Compte tenu de tout cela, si Bachar se débrouille, la Turquie maintiendra sa position actuelle: Ankara montrera une certaine réticence à agir et à diriger sans un maximum d’aide multilatérale et de légitimité internationale. Elle continuera à appeler à des conférences internationales comme celle de Tunis et tracera une ligne claire entre intervention militaire et intervention humanitaire. Le Premier ministre Recep Tayyip Erdoğan continuera à appeler à la démission de Bashar, mais Ankara cherchera également à maintenir des lignes de communication avec le régime en gardant l’ambassadeur turc à Damas. En bref, plus Bashar restera longtemps au pouvoir, plus la Turquie  tentera de couvrir sa politique en Syrie. Une coexistence difficile deviendra inévitable.

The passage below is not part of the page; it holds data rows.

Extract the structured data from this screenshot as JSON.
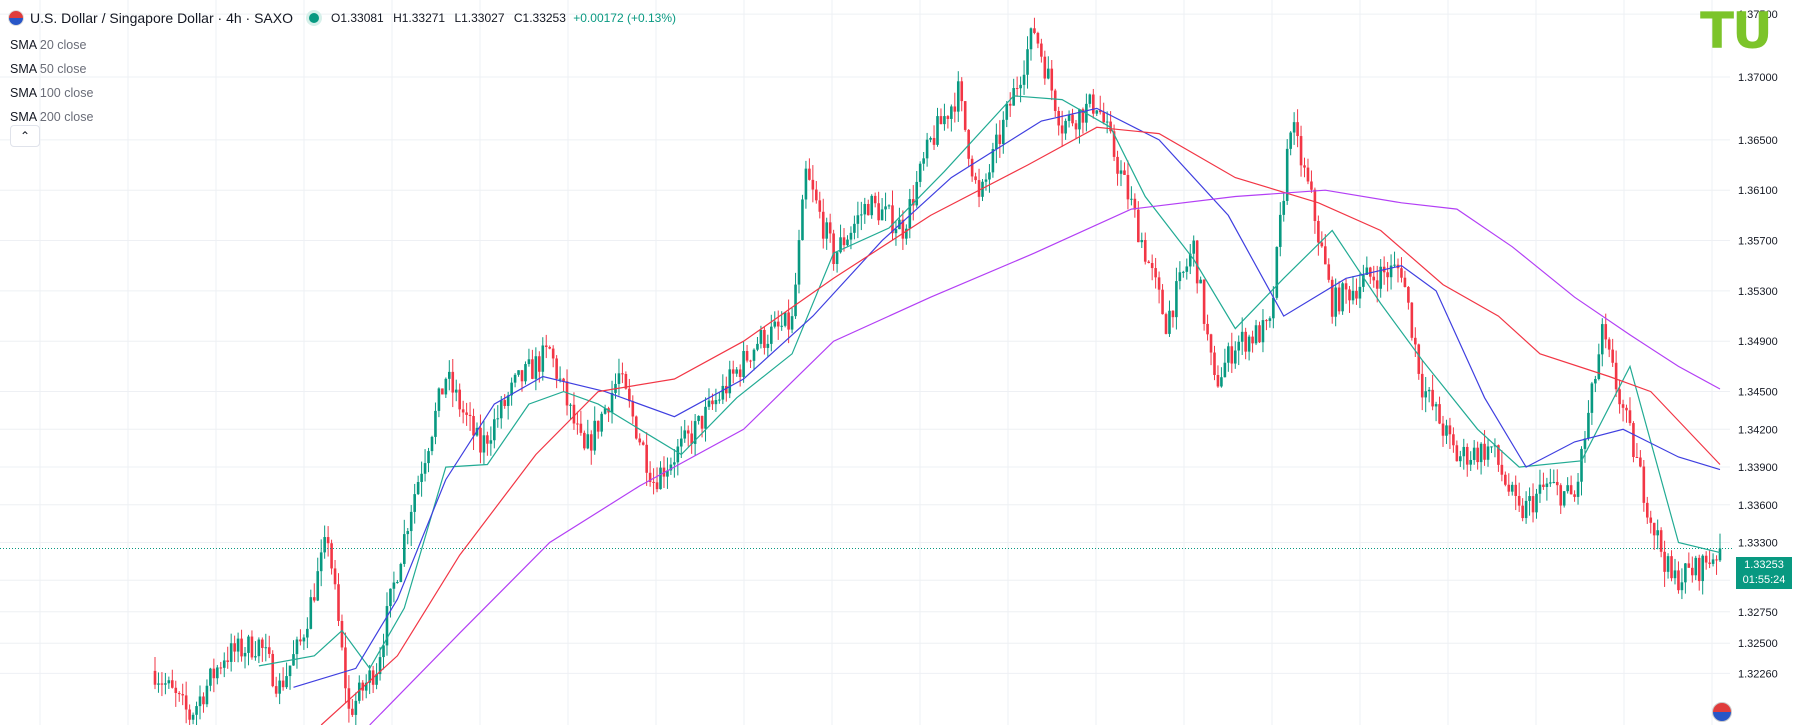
{
  "header": {
    "title": "U.S. Dollar / Singapore Dollar · 4h · SAXO",
    "open": "O1.33081",
    "high": "H1.33271",
    "low": "L1.33027",
    "close": "C1.33253",
    "change": "+0.00172 (+0.13%)"
  },
  "indicators": [
    {
      "name": "SMA",
      "params": "20 close"
    },
    {
      "name": "SMA",
      "params": "50 close"
    },
    {
      "name": "SMA",
      "params": "100 close"
    },
    {
      "name": "SMA",
      "params": "200 close"
    }
  ],
  "collapse_icon": "chevron-up-icon",
  "logo_text": "TU",
  "price_label": {
    "price": "1.33253",
    "timer": "01:55:24"
  },
  "colors": {
    "up": "#089981",
    "down": "#f23645",
    "sma20": "#22ab94",
    "sma50": "#3f3fe0",
    "sma100": "#f23645",
    "sma200": "#b33ff5",
    "grid": "#eef0f4",
    "axis_text": "#131722",
    "logo": "#7cc42a"
  },
  "chart_data": {
    "type": "candlestick",
    "title": "U.S. Dollar / Singapore Dollar · 4h · SAXO",
    "ylim": [
      1.3185,
      1.3758
    ],
    "y_ticks": [
      1.375,
      1.37,
      1.365,
      1.361,
      1.357,
      1.353,
      1.349,
      1.345,
      1.342,
      1.339,
      1.336,
      1.333,
      1.33,
      1.3275,
      1.325,
      1.3226
    ],
    "y_tick_labels": [
      "1.37500",
      "1.37000",
      "1.36500",
      "1.36100",
      "1.35700",
      "1.35300",
      "1.34900",
      "1.34500",
      "1.34200",
      "1.33900",
      "1.33600",
      "1.33300",
      "1.33000",
      "1.32750",
      "1.32500",
      "1.32260"
    ],
    "grid": true,
    "last_price": 1.33253,
    "series_close_path": [
      {
        "x": 0,
        "close": 1.3228
      },
      {
        "x": 10,
        "close": 1.3192
      },
      {
        "x": 20,
        "close": 1.324
      },
      {
        "x": 30,
        "close": 1.325
      },
      {
        "x": 36,
        "close": 1.3215
      },
      {
        "x": 42,
        "close": 1.325
      },
      {
        "x": 50,
        "close": 1.3335
      },
      {
        "x": 56,
        "close": 1.3195
      },
      {
        "x": 64,
        "close": 1.3232
      },
      {
        "x": 74,
        "close": 1.336
      },
      {
        "x": 84,
        "close": 1.3462
      },
      {
        "x": 94,
        "close": 1.3405
      },
      {
        "x": 104,
        "close": 1.3455
      },
      {
        "x": 114,
        "close": 1.3482
      },
      {
        "x": 124,
        "close": 1.34
      },
      {
        "x": 134,
        "close": 1.3462
      },
      {
        "x": 144,
        "close": 1.338
      },
      {
        "x": 154,
        "close": 1.3412
      },
      {
        "x": 164,
        "close": 1.345
      },
      {
        "x": 174,
        "close": 1.349
      },
      {
        "x": 184,
        "close": 1.3505
      },
      {
        "x": 188,
        "close": 1.3622
      },
      {
        "x": 196,
        "close": 1.3558
      },
      {
        "x": 206,
        "close": 1.36
      },
      {
        "x": 216,
        "close": 1.358
      },
      {
        "x": 224,
        "close": 1.3648
      },
      {
        "x": 232,
        "close": 1.3688
      },
      {
        "x": 238,
        "close": 1.36
      },
      {
        "x": 246,
        "close": 1.367
      },
      {
        "x": 254,
        "close": 1.3738
      },
      {
        "x": 262,
        "close": 1.3662
      },
      {
        "x": 272,
        "close": 1.368
      },
      {
        "x": 282,
        "close": 1.3598
      },
      {
        "x": 292,
        "close": 1.3505
      },
      {
        "x": 300,
        "close": 1.3565
      },
      {
        "x": 306,
        "close": 1.3455
      },
      {
        "x": 312,
        "close": 1.3488
      },
      {
        "x": 322,
        "close": 1.35
      },
      {
        "x": 328,
        "close": 1.3665
      },
      {
        "x": 334,
        "close": 1.3602
      },
      {
        "x": 340,
        "close": 1.352
      },
      {
        "x": 350,
        "close": 1.354
      },
      {
        "x": 360,
        "close": 1.3548
      },
      {
        "x": 366,
        "close": 1.3455
      },
      {
        "x": 376,
        "close": 1.3398
      },
      {
        "x": 386,
        "close": 1.3405
      },
      {
        "x": 394,
        "close": 1.3352
      },
      {
        "x": 402,
        "close": 1.3375
      },
      {
        "x": 410,
        "close": 1.3365
      },
      {
        "x": 418,
        "close": 1.3495
      },
      {
        "x": 426,
        "close": 1.3415
      },
      {
        "x": 432,
        "close": 1.335
      },
      {
        "x": 438,
        "close": 1.33
      },
      {
        "x": 446,
        "close": 1.331
      },
      {
        "x": 452,
        "close": 1.3325
      }
    ],
    "sma": [
      {
        "name": "SMA 20 close",
        "color": "#22ab94",
        "points": [
          [
            30,
            1.3232
          ],
          [
            46,
            1.324
          ],
          [
            54,
            1.326
          ],
          [
            62,
            1.323
          ],
          [
            72,
            1.3278
          ],
          [
            84,
            1.339
          ],
          [
            96,
            1.3392
          ],
          [
            108,
            1.344
          ],
          [
            118,
            1.345
          ],
          [
            128,
            1.344
          ],
          [
            140,
            1.342
          ],
          [
            152,
            1.34
          ],
          [
            168,
            1.3445
          ],
          [
            184,
            1.348
          ],
          [
            196,
            1.356
          ],
          [
            212,
            1.358
          ],
          [
            228,
            1.3625
          ],
          [
            248,
            1.3685
          ],
          [
            262,
            1.3682
          ],
          [
            276,
            1.366
          ],
          [
            286,
            1.3605
          ],
          [
            300,
            1.3555
          ],
          [
            312,
            1.35
          ],
          [
            326,
            1.354
          ],
          [
            340,
            1.3578
          ],
          [
            354,
            1.352
          ],
          [
            366,
            1.3475
          ],
          [
            382,
            1.342
          ],
          [
            394,
            1.339
          ],
          [
            412,
            1.3395
          ],
          [
            426,
            1.347
          ],
          [
            440,
            1.333
          ],
          [
            452,
            1.3322
          ]
        ]
      },
      {
        "name": "SMA 50 close",
        "color": "#3f3fe0",
        "points": [
          [
            40,
            1.3215
          ],
          [
            58,
            1.323
          ],
          [
            70,
            1.3285
          ],
          [
            84,
            1.338
          ],
          [
            98,
            1.344
          ],
          [
            112,
            1.3462
          ],
          [
            130,
            1.345
          ],
          [
            150,
            1.343
          ],
          [
            170,
            1.346
          ],
          [
            190,
            1.351
          ],
          [
            210,
            1.357
          ],
          [
            230,
            1.362
          ],
          [
            256,
            1.3665
          ],
          [
            272,
            1.3675
          ],
          [
            290,
            1.365
          ],
          [
            310,
            1.359
          ],
          [
            326,
            1.351
          ],
          [
            344,
            1.354
          ],
          [
            360,
            1.355
          ],
          [
            370,
            1.353
          ],
          [
            384,
            1.3445
          ],
          [
            396,
            1.339
          ],
          [
            410,
            1.341
          ],
          [
            424,
            1.342
          ],
          [
            440,
            1.3398
          ],
          [
            452,
            1.3388
          ]
        ]
      },
      {
        "name": "SMA 100 close",
        "color": "#f23645",
        "points": [
          [
            48,
            1.3185
          ],
          [
            70,
            1.324
          ],
          [
            88,
            1.332
          ],
          [
            110,
            1.34
          ],
          [
            128,
            1.345
          ],
          [
            150,
            1.346
          ],
          [
            170,
            1.349
          ],
          [
            196,
            1.354
          ],
          [
            224,
            1.359
          ],
          [
            252,
            1.363
          ],
          [
            272,
            1.366
          ],
          [
            290,
            1.3655
          ],
          [
            312,
            1.362
          ],
          [
            336,
            1.36
          ],
          [
            354,
            1.3578
          ],
          [
            372,
            1.3535
          ],
          [
            388,
            1.351
          ],
          [
            400,
            1.348
          ],
          [
            420,
            1.3462
          ],
          [
            432,
            1.345
          ],
          [
            452,
            1.3392
          ]
        ]
      },
      {
        "name": "SMA 200 close",
        "color": "#b33ff5",
        "points": [
          [
            62,
            1.3185
          ],
          [
            88,
            1.3258
          ],
          [
            114,
            1.333
          ],
          [
            140,
            1.3375
          ],
          [
            170,
            1.342
          ],
          [
            196,
            1.349
          ],
          [
            224,
            1.3525
          ],
          [
            254,
            1.356
          ],
          [
            282,
            1.3595
          ],
          [
            312,
            1.3605
          ],
          [
            338,
            1.361
          ],
          [
            360,
            1.36
          ],
          [
            376,
            1.3595
          ],
          [
            392,
            1.3565
          ],
          [
            410,
            1.3525
          ],
          [
            426,
            1.3495
          ],
          [
            440,
            1.347
          ],
          [
            452,
            1.3452
          ]
        ]
      }
    ],
    "candles": {
      "count": 453,
      "plot_right_index": 452
    }
  }
}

Dans le deuxième scénario, Bachar accroît la violence à des niveaux sans précédent. Il maintient son emprise sur le pouvoir à Damas, mais il perd le contrôle de près de la moitié du pays. Il y a des attaques ciblées croissantes contre le régime à Damas et Alep. Les hauts gradés Alaouites intensifient la répression et le nombre de morts atteint une moyenne journalière de 100 personnes pendant des mois. Des meurtres communautaires entre factions Sunnites et Alaouites apparaissent. Plus important encore, à cause d’une telle escalade de la violence, il y a maintenant des milliers de réfugiés à la frontière turque.

Que fera la Turquie devant ce scénario? Confrontée à une crise de réfugiés, Ankara établira une zone tampon à l’intérieur de la Syrie près de la frontière turque. S’il y a une nouvelle résolution du Conseil de Sécurité des Nations unies, faire de cette zone tampon un havre de paix pour l’opposition syrienne deviendra une option. Ankara sera également prête à appuyer les opérations aériennes pour protéger le havre de paix – aussi longtemps que la mission sera dirigée par une «force régionale», composée de l’OTAN et avec le soutien de la Ligue arabe. La Turquie soutiendra aussi les efforts conjoints pour armer l’opposition syrienne, idéalement par des opérations secrètes. En contrepartie d’une telle augmentation des efforts militaires, la Turquie exigera que les États-Unis aient une action militaire décisive contre les bastions du PKK dans le nord de l’Irak. Nous continuerons à débattre des options politiques de la Turquie avec les troisième et quatrième scénarios la semaine prochaine.